Mas naquela manhã… algo falhou.
Foi pequeno. Um tremor sutil na mão esquerda. Um leve atraso no reflexo.
Quase imperceptível. Mas para ele, um alarme.Disfarçou. Continuou. A cirurgia terminou bem.
Mas o pensamento ficou.
Horas depois, lavando as mãos, ele se olhou no espelho por mais tempo do que o habitual.
O que foi aquilo?
Exaustão?
Estresse?Ou algo mais?
No fim do dia, Clara o esperava em casa com duas taças de vinho e uma ideia maluca:
— Quero que você escreva um bilhete pra mim.
— Agora?
— Sim. Aqui, nesse pedaço de papel.
Ele sorriu, pegando a caneta com dedos ainda marcados pela luva cirúrgica.

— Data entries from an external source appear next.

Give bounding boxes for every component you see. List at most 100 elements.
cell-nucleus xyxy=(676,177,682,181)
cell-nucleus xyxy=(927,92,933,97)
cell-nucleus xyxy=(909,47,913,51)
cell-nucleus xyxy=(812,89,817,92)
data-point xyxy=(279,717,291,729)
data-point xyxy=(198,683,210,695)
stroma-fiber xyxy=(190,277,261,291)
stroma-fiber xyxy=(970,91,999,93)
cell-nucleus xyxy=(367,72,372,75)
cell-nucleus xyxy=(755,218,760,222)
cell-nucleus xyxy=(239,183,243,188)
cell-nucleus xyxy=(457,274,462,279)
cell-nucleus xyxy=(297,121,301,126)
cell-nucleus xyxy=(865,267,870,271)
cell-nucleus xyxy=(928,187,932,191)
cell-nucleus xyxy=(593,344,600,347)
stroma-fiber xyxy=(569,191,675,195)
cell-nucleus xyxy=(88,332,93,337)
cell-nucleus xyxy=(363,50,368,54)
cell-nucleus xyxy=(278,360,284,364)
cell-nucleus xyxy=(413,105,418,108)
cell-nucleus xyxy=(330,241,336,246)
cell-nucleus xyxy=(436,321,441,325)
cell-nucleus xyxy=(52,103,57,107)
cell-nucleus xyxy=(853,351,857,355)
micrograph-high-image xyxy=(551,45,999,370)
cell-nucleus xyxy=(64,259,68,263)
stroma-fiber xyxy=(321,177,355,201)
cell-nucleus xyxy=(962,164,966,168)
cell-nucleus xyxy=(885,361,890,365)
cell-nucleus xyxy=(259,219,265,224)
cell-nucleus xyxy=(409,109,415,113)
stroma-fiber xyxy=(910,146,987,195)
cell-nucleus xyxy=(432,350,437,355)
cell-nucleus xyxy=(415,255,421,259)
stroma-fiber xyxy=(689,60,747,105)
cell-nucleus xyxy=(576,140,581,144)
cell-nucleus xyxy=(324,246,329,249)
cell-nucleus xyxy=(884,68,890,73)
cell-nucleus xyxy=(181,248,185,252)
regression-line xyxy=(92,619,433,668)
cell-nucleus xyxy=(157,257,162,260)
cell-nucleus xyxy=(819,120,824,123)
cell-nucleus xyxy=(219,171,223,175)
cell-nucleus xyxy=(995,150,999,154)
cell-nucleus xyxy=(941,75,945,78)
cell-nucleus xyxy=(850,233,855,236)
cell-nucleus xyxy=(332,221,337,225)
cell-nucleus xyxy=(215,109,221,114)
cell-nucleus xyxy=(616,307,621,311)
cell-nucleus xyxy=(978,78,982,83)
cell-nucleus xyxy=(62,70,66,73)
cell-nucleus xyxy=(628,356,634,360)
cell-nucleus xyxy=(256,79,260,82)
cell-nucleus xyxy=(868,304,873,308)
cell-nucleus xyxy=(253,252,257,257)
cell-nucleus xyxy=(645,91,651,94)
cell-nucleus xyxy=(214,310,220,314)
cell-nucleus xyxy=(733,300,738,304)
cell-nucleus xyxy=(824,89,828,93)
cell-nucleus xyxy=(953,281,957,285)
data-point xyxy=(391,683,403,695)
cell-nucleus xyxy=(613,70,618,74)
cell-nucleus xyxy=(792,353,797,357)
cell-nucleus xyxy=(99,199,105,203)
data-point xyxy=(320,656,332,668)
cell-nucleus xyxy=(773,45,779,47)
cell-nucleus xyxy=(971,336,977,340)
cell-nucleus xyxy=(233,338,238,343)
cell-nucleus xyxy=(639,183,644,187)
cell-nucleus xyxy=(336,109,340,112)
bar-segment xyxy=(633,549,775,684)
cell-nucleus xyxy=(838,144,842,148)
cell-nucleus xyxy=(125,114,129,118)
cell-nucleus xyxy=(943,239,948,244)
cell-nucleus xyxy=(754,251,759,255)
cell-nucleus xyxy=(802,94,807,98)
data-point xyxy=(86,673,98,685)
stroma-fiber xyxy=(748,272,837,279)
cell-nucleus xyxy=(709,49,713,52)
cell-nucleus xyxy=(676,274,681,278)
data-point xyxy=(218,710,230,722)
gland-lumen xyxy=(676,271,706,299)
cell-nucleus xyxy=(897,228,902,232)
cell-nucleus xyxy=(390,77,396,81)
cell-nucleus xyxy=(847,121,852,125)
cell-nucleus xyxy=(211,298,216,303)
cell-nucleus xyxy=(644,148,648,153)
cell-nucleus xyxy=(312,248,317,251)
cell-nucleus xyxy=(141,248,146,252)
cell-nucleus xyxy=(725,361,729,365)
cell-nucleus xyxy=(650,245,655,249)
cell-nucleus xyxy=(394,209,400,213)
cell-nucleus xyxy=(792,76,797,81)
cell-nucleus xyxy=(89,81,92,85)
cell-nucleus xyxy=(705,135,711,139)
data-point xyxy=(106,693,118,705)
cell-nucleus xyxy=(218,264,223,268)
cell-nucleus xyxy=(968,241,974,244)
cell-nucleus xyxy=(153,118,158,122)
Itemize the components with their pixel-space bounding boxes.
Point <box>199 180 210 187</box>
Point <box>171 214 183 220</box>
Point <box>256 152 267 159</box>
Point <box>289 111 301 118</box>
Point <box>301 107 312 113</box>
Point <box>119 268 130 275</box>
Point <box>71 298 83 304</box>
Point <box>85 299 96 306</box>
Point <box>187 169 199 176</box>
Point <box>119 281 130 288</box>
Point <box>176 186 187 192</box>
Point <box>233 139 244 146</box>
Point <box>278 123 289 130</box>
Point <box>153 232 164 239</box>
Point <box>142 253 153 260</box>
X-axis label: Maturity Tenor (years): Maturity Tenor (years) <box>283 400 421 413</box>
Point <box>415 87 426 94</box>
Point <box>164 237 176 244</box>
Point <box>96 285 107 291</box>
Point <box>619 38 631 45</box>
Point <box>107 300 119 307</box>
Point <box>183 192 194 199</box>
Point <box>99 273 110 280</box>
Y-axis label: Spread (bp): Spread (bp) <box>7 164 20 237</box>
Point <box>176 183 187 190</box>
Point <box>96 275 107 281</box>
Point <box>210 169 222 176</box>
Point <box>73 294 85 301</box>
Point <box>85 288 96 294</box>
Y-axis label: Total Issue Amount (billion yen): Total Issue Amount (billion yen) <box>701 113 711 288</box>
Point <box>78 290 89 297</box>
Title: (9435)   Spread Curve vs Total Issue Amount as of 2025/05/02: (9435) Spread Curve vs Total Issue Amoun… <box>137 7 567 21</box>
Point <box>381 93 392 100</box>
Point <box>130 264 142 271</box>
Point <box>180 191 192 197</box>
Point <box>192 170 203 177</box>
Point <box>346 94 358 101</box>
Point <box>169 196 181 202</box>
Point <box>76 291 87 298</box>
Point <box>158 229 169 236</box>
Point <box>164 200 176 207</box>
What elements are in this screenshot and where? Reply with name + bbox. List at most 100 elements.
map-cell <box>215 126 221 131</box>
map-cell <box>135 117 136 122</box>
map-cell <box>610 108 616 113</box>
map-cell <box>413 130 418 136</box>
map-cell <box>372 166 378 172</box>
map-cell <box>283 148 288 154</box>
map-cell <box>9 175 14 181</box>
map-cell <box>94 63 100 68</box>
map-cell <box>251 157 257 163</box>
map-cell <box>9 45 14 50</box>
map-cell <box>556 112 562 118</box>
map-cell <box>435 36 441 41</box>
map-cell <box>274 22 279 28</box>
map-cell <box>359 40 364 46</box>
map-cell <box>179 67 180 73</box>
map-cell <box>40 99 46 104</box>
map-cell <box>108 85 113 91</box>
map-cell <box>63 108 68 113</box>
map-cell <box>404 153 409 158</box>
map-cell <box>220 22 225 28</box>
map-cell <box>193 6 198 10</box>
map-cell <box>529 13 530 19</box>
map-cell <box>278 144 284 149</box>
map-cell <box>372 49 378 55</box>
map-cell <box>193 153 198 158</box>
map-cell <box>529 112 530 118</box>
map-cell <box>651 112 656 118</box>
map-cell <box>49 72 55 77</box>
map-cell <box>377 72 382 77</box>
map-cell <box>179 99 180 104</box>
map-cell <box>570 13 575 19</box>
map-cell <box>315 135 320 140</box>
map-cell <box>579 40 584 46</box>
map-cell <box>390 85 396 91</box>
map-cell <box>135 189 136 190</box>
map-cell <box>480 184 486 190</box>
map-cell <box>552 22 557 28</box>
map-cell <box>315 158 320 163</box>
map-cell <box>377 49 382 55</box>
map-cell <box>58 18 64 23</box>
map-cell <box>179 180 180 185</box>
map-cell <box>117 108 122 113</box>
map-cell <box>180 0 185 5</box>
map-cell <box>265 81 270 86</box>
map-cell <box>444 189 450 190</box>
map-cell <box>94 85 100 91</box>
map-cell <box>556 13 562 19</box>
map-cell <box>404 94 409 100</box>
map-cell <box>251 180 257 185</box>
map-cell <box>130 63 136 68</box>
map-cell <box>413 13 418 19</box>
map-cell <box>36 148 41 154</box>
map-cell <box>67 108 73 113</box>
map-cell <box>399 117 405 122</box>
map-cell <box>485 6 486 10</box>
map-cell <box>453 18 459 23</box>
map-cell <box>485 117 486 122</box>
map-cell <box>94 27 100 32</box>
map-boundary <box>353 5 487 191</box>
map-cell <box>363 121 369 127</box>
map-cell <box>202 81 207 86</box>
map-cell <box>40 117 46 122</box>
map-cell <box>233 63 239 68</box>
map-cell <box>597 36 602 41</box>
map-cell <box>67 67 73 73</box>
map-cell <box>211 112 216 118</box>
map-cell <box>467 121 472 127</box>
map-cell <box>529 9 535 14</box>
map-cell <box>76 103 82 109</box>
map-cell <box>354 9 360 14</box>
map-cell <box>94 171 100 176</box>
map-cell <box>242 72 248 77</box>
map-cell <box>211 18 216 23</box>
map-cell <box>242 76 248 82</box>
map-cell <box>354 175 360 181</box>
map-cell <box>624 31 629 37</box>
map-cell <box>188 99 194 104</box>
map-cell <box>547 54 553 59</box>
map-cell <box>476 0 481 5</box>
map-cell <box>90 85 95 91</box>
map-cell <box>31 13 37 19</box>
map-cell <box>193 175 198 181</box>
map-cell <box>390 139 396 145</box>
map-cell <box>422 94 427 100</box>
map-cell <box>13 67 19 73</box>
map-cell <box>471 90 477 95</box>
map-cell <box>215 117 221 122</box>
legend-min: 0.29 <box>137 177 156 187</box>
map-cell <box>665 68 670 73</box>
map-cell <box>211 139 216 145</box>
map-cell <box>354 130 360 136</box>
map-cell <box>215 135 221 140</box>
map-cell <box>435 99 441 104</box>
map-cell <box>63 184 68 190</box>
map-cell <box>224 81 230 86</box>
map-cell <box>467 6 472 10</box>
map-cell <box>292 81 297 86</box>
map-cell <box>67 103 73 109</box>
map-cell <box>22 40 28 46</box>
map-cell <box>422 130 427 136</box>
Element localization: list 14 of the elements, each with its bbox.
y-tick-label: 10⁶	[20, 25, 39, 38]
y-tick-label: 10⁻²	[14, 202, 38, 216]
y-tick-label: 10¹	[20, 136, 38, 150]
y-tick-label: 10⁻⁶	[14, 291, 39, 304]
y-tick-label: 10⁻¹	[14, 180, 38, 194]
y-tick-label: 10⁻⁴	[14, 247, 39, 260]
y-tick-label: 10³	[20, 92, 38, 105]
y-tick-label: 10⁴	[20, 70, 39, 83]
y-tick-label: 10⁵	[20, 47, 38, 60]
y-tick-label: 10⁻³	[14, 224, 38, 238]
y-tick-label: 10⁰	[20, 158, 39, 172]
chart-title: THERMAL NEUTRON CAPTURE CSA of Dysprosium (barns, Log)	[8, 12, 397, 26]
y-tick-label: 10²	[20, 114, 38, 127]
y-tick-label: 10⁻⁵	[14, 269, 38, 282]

Pensou por alguns segundos. Depois escreveu:“Se um dia a memória falhar, me encontra no silêncio entre duas palavras. Eu sempre vou estar ali.” — N.
Ela leu devagar, os olhos se enchendo.
— Isso vai pro quadro central da exposição.
— Achei que não gostasse que eu me envolvesse.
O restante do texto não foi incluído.